Judy was one of the first people to welcome me into the Unit when I first came to work for the Bureau in 1992. By then she had nearly eight years' experience and was one of the senior analysts on the account I joined. When I left the Unit in 2000 to become a supervisor elsewhere, we stopped working together until 2004, when a reorganization brought her nominally into my ambit again until 2006.
We never worked together again. I had not known she was ill; but then, it would have been entirely consistent with her sense of privacy and secrecy that none but her family and very closest friends would know: I understand she hid it from her colleagues until the hair loss from chemo became just too noticeable.
The difficult aspect of Judy's passing isn't entirely in her age (not far removed from my own), or our past collaboration for what is now a third of my Bureau career. It's that, in our mutual work, we became two scorpions in a very small bottle, with a couple of arguments I can still recall years later, ones which never really reached closure. And now, through--call it what you will--inaction, pride, stubbornness, or my own brokenness, I have missed any chance at mending that breach in this world.

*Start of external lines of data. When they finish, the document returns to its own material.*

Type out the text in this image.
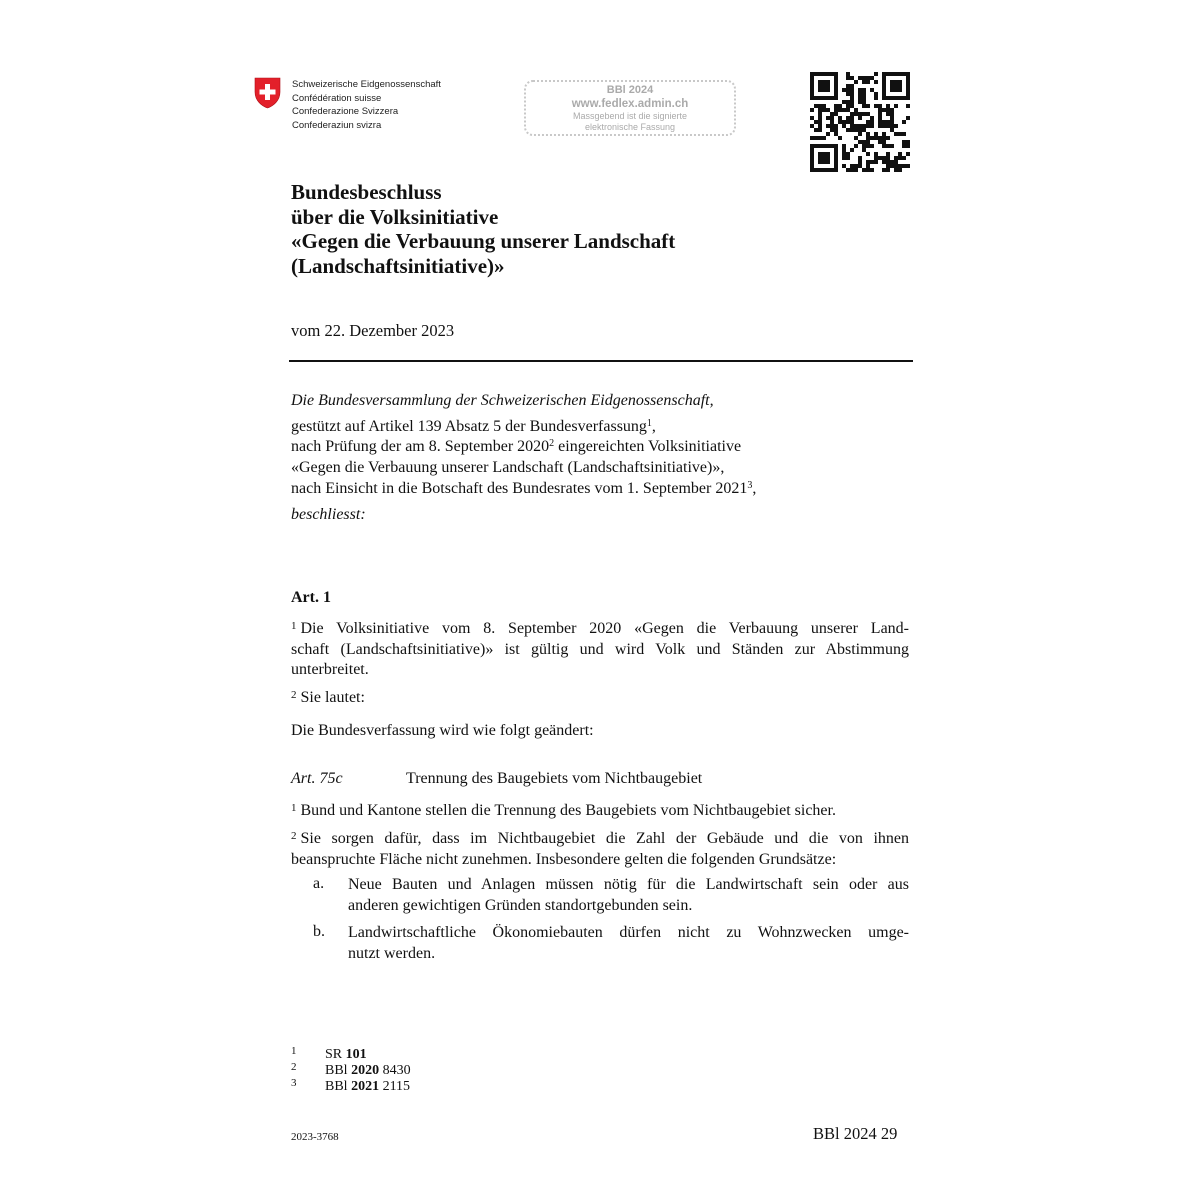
Schweizerische Eidgenossenschaft
Confédération suisse
Confederazione Svizzera
Confederaziun svizra
BBl 2024
www.fedlex.admin.ch
Massgebend ist die signierte
elektronische Fassung
Bundesbeschluss
über die Volksinitiative
«Gegen die Verbauung unserer Landschaft
(Landschaftsinitiative)»
vom 22. Dezember 2023
Die Bundesversammlung der Schweizerischen Eidgenossenschaft,
gestützt auf Artikel 139 Absatz 5 der Bundesverfassung$^1$,
nach Prüfung der am 8. September 2020$^2$ eingereichten Volksinitiative
«Gegen die Verbauung unserer Landschaft (Landschaftsinitiative)»,
nach Einsicht in die Botschaft des Bundesrates vom 1. September 2021$^3$,
beschliesst:
Art. 1
$^1$ Die Volksinitiative vom 8. September 2020 «Gegen die Verbauung unserer Land-
schaft (Landschaftsinitiative)» ist gültig und wird Volk und Ständen zur Abstimmung
unterbreitet.
$^2$ Sie lautet:
Die Bundesverfassung wird wie folgt geändert:
Art. 75c	Trennung des Baugebiets vom Nichtbaugebiet
$^1$ Bund und Kantone stellen die Trennung des Baugebiets vom Nichtbaugebiet sicher.
$^2$ Sie sorgen dafür, dass im Nichtbaugebiet die Zahl der Gebäude und die von ihnen
beanspruchte Fläche nicht zunehmen. Insbesondere gelten die folgenden Grundsätze:
a. Neue Bauten und Anlagen müssen nötig für die Landwirtschaft sein oder aus
anderen gewichtigen Gründen standortgebunden sein.
b. Landwirtschaftliche Ökonomiebauten dürfen nicht zu Wohnzwecken umge-
nutzt werden.
1 SR 101
2 BBl 2020 8430
3 BBl 2021 2115
2023-3768	BBl 2024 29
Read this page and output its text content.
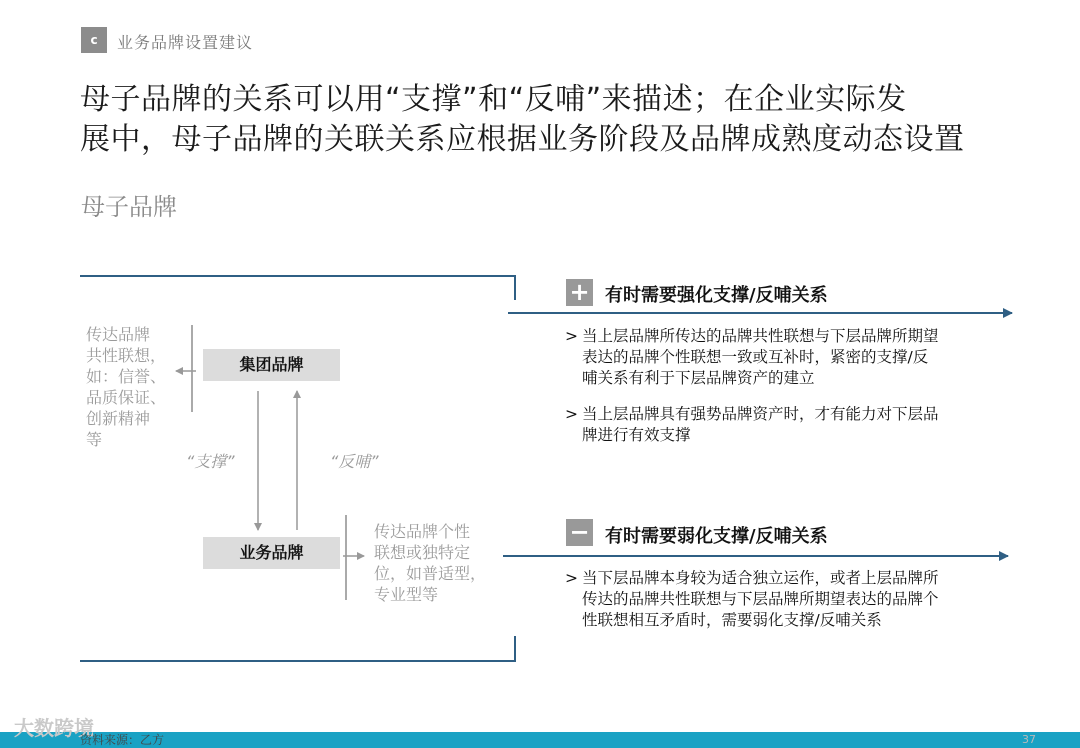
c	业务品牌设置建议
母子品牌的关系可以用“支撑”和“反哺”来描述；在企业实际发
展中，母子品牌的关联关系应根据业务阶段及品牌成熟度动态设置
母子品牌
集团品牌
业务品牌
“支撑”	“反哺”
传达品牌
共性联想，
如：信誉、
品质保证、
创新精神
等
传达品牌个性
联想或独特定
位，如普适型，
专业型等
+ 有时需要强化支撑/反哺关系
> 当上层品牌所传达的品牌共性联想与下层品牌所期望
表达的品牌个性联想一致或互补时，紧密的支撑/反
哺关系有利于下层品牌资产的建立
> 当上层品牌具有强势品牌资产时，才有能力对下层品
牌进行有效支撑
− 有时需要弱化支撑/反哺关系
> 当下层品牌本身较为适合独立运作，或者上层品牌所
传达的品牌共性联想与下层品牌所期望表达的品牌个
性联想相互矛盾时，需要弱化支撑/反哺关系
大数跨境
资料来源：乙方	37
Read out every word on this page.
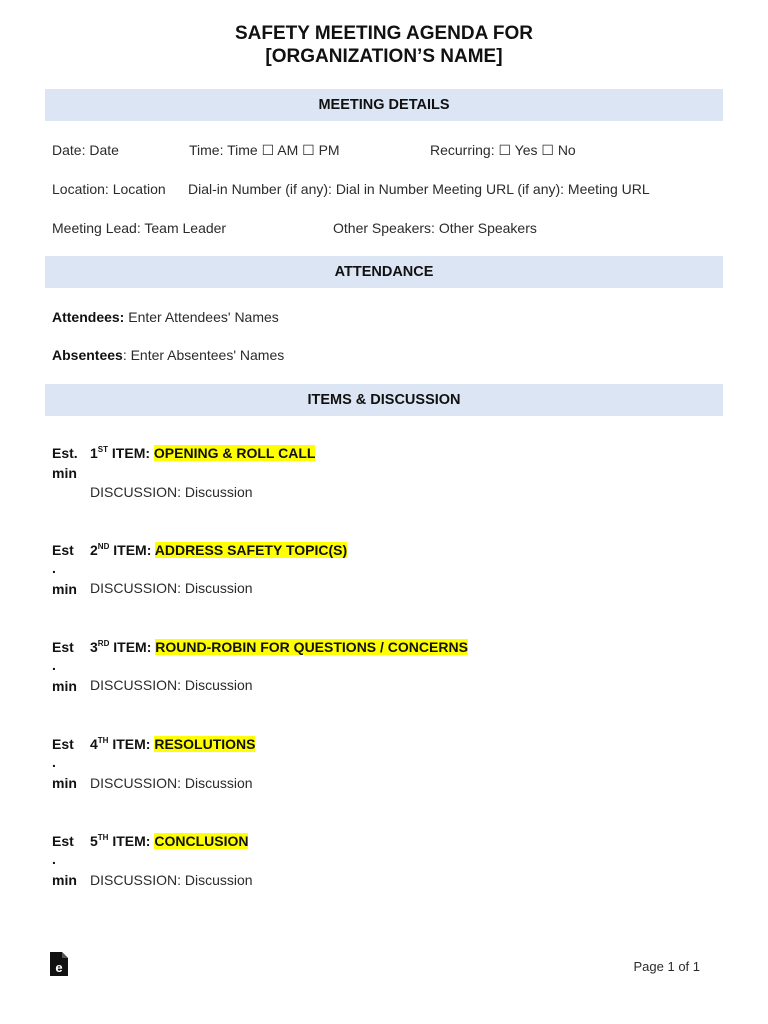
SAFETY MEETING AGENDA FOR
[ORGANIZATION’S NAME]
MEETING DETAILS
Date: Date	Time: Time ☐ AM ☐ PM	Recurring: ☐ Yes ☐ No
Location: Location Dial-in Number (if any): Dial in Number Meeting URL (if any): Meeting URL
Meeting Lead: Team Leader	Other Speakers: Other Speakers
ATTENDANCE
Attendees: Enter Attendees' Names
Absentees: Enter Absentees' Names
ITEMS & DISCUSSION
Est.
min
1ST ITEM: OPENING & ROLL CALL
DISCUSSION: Discussion
Est
.
min
2ND ITEM: ADDRESS SAFETY TOPIC(S)
DISCUSSION: Discussion
Est
.
min
3RD ITEM: ROUND-ROBIN FOR QUESTIONS / CONCERNS
DISCUSSION: Discussion
Est
.
min
4TH ITEM: RESOLUTIONS
DISCUSSION: Discussion
Est
.
min
5TH ITEM: CONCLUSION
DISCUSSION: Discussion
e	Page 1 of 1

I learned a lot from Judy. I learned a lot about our mutual target, although I couldn't call her a mentor at the time. I also learned a lot about people, and now she's taught me another lesson--the importance of seeking closure, forgiveness, whatever is needed. John Mayer reminds us to "say what you need to say," and he's right: before it's too late, and you're left either continuing an argument by yourself, or saying "I'm sorry" to a casket at a funeral home.